Rapport européen sur les drogues 2026 : nouveaux risques

L’Agence de l’Union européenne sur les drogues publie son rapport annuel. Marchés en mutation, opioïdes synthétiques et lacunes en réduction des risques dominent l’édition 2026.

Le rapport européen sur les drogues 2026, publié le 9 juin par l’Agence de l’Union européenne sur les drogues (EUDA), dresse un tableau préoccupant : disponibilité élevée pour l’ensemble des substances, complexification des marchés et émergence de nouvelles menaces qui mettent à rude épreuve les systèmes de réponse existants.

Opioïdes synthétiques : une menace qui s’accélère

En 2024, au moins 7’600 décès directement liés à l’usage de drogues ont été recensés dans l’Union européenne, les opioïdes étant impliqués dans environ 70 % des cas. Les nitazènes ont été détectés dans plus de 50’000 comprimés en 2024 (contre 380 en 2022). Une nouvelle famille, les « orphines », a causé 18 décès confirmés dans cinq États membres entre juin 2024 et janvier 2026. En 2025, seuls 19 pays européens disposaient de programmes de naloxone à emporter — une couverture encore insuffisante.

Cocaïne, crack et stimulants synthétiques

La cocaïne était impliquée dans 27 % des overdoses fatales en 2024 et reste la première cause de passages aux urgences pour toxicité aiguë. Les cathinones synthétiques poursuivent leur expansion, avec 48,5 tonnes saisies en 2024 — trois fois le volume combiné d’amphétamines et de méthamphétamines.
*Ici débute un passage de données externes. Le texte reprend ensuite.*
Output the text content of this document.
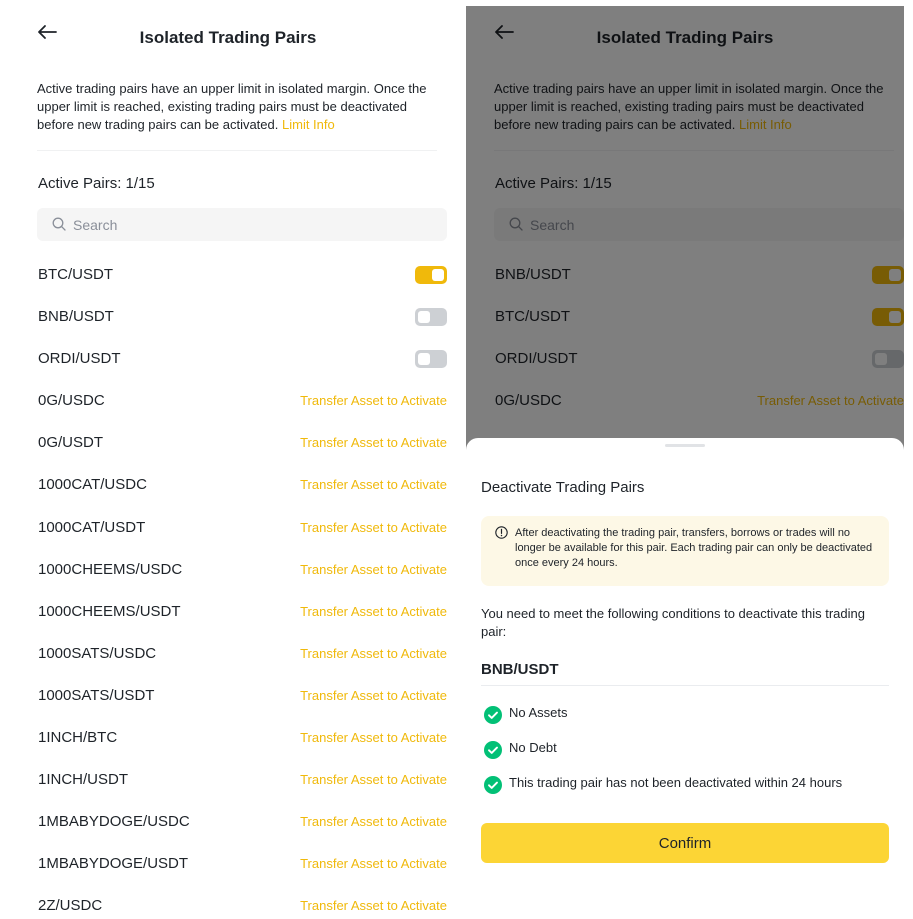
Isolated Trading Pairs
Active trading pairs have an upper limit in isolated margin. Once the upper limit is reached, existing trading pairs must be deactivated before new trading pairs can be activated. Limit Info
Active Pairs: 1/15
Search
BTC/USDT
BNB/USDT
ORDI/USDT
0G/USDC	Transfer Asset to Activate
0G/USDT	Transfer Asset to Activate
1000CAT/USDC	Transfer Asset to Activate
1000CAT/USDT	Transfer Asset to Activate
1000CHEEMS/USDC	Transfer Asset to Activate
1000CHEEMS/USDT	Transfer Asset to Activate
1000SATS/USDC	Transfer Asset to Activate
1000SATS/USDT	Transfer Asset to Activate
1INCH/BTC	Transfer Asset to Activate
1INCH/USDT	Transfer Asset to Activate
1MBABYDOGE/USDC	Transfer Asset to Activate
1MBABYDOGE/USDT	Transfer Asset to Activate
2Z/USDC	Transfer Asset to Activate
Search
Deactivate Trading Pairs
After deactivating the trading pair, transfers, borrows or trades will no longer be available for this pair. Each trading pair can only be deactivated once every 24 hours.
You need to meet the following conditions to deactivate this trading pair:
BNB/USDT
No Assets
No Debt
This trading pair has not been deactivated within 24 hours
Confirm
Ces substances émergent en partie comme substituts meilleur marché sur des marchés où l’offre illicite reste structurellement abondante.

Cannabis et nouvelles substances psychoactives

Le cannabis représente désormais un tiers des admissions en traitement spécialisé. La prolifération de cannabinoïdes semi-synthétiques dans les vapes et comestibles accroît les risques d’intoxication. Pour la cinquième année consécutive, un volume record de nouvelles substances psychoactives a été saisi — 55 tonnes en 2024. Chaque mesure de contrôle génère son lot de substances de substitution, conçues pour contourner les législations en vigueur.

Des réponses à renforcer — et à repenser

Les lacunes de couverture restent importantes : en 2024, seuls 7 pays sur 25 avaient atteint l’objectif de l’Organisation mondiale de la santé (OMS) en matière d’échange de seringues stériles. Les espaces de consommation sécurisés et le drug checking progressent, mais peinent à suivre la diversification des substances.

Plus fondamentalement, le rapport 2026 — comme ses prédécesseurs — documente année après année un marché illicite structurellement résilient, capable de s’adapter à toute mesure répressive. Cette résilience interroge l’efficacité du paradigme prohibitionniste dominant : là où l’interdiction entend tarir l’offre, elle semble surtout alimenter l’innovation chimique et concentrer les risques sur les personnes les plus vulnérables. Les expériences de régulation du cannabis menées dans plusieurs États membres — Allemagne, Luxembourg, Pays-Bas — ainsi qu’en Suisse offrent des pistes à suivre de près, dans l’attente d’une réflexion plus large sur les modèles de contrôle des substances.